During a profiling session, I got the impression that torch.tensor(x, device='cuda') is blocking. That is, the python script only carries on after the data is effectively on GPU. If an experiment has many small kernels, it can be difficult to refill the GPU queue and get GPU utilization up again.
If torch.tensor is indeed blocking, one should use torch.tensor(x, pin_memory=True).to('cuda') to avoid a synchronization point.
I have not been able to showcase this behaviour on a toy example, and I don’t know where to look into the PyTorch code. If someone savvy could provide some clarification, that would be great.
This is to be expected (at least by me). If x resides on the cpu, then the
cpu will be busy and “block” until it is done with its part of copying the data
to the gpu.
But I believe that torch.tensor() is non-blocking in the sense that it will
return before the gpu is done with whatever work it has to do. However,
this non-blocking behavior is hidden because the cpu data-transfer time is
the bottleneck compared to any pure gpu work (at least on my test system).
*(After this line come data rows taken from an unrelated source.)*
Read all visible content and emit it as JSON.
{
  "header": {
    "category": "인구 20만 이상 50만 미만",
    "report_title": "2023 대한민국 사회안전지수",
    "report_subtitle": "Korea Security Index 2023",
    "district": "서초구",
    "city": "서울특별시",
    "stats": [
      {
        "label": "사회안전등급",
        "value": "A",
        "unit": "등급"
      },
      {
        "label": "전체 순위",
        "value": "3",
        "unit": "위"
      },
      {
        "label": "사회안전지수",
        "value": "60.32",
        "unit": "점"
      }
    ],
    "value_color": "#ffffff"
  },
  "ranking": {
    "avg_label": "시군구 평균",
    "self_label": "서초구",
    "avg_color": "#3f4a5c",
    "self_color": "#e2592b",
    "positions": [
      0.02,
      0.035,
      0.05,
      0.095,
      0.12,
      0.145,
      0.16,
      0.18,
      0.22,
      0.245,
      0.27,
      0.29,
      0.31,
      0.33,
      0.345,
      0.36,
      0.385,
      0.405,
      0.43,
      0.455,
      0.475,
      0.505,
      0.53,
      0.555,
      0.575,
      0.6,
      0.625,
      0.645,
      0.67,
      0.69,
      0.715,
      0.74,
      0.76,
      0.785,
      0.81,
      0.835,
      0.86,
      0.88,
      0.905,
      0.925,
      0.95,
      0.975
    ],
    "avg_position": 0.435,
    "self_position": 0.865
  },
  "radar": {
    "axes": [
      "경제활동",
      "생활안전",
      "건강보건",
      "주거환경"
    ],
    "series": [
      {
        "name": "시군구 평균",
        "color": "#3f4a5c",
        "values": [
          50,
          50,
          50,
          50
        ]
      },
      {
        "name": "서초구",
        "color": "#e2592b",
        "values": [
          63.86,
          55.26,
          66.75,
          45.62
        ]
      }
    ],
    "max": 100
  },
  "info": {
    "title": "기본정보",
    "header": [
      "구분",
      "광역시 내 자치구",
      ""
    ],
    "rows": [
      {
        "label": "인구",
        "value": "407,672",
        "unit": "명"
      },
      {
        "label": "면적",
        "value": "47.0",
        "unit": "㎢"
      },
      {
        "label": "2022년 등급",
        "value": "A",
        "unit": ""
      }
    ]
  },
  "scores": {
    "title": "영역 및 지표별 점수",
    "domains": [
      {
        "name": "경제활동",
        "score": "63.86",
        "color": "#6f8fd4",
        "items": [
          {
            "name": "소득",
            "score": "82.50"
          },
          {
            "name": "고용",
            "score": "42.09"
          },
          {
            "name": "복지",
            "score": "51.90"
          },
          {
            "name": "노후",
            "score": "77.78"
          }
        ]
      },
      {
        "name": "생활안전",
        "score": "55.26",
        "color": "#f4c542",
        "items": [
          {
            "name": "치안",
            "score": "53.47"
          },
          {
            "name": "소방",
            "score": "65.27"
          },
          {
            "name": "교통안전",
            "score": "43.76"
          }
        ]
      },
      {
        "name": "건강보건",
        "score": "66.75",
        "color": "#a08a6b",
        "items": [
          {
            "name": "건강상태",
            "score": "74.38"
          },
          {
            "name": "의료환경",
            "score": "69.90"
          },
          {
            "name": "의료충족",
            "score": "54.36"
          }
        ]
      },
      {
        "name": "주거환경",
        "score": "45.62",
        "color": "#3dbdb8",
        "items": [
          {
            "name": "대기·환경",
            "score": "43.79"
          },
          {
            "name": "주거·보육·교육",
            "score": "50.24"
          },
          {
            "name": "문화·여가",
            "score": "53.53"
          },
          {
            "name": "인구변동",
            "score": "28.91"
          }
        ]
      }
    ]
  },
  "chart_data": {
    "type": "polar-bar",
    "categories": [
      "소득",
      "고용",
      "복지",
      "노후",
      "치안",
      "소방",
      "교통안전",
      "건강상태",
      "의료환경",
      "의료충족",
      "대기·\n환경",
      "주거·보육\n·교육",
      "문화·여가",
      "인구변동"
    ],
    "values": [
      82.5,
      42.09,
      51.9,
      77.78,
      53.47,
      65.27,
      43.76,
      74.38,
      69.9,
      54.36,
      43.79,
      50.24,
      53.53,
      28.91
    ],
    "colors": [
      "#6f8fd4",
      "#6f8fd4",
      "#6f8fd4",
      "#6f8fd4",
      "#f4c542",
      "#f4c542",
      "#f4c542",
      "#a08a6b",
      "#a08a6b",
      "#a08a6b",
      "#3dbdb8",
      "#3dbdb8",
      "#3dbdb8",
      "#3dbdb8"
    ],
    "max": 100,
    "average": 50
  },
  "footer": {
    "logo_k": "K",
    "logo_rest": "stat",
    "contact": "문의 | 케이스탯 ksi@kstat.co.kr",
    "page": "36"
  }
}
The non-blocking behavior becomes apparent when x itself resides on the
gpu (or presumably on a second gpu).
Here is a timing script:
import torch
print (torch.__version__)
print (torch.version.cuda)
print (torch.cuda.get_device_name())
import time
import warnings
warnings.filterwarnings ('ignore') # clean up output
for source_device in ('cpu', 'cuda'):
print ('source_device:', source_device)
for iMeg in (100, 200, 400, 800):
if source_device == 'cuda' and iMeg > 400: # avoid out of memory
break
t_source = torch.randn (iMeg, 1000, 1000, device = source_device)
# warmup
tc0 = torch.tensor (t_source, device = 'cuda')
tc0 = None
torch.cuda.synchronize() # make sure gpu is ready
t0 = time.time()
tc1 = torch.tensor (t_source, device = 'cuda')
t1 = time.time()
print ('iMeg:', iMeg, ' t_nosync: ', t1 - t0)
torch.cuda.synchronize()
tc1 = None
torch.cuda.synchronize() # make sure gpu is ready
t0 = time.time()
tc2 = torch.tensor (t_source, device = 'cuda')
torch.cuda.synchronize() # wait for torch.tensor() to actually finish
t1 = time.time()
print ('iMeg:', iMeg, ' t_sync: ', t1 - t0)
tc2 = None
t_source = None
The fact that the gpu → gpu “nosync” timings are much shorter than the
analogous “sync” timings shows that torch.tensor (x, device = 'cuda')
returns asynchronously when x resides on the gpu.
the cpu data-transfer time is the bottleneck compared to any pure gpu work (at least on my test system).
That’s my problem, it did not seem to be the case on a compute node with A100 and a fairly large model, but just like you, I cannot reproduce it locally.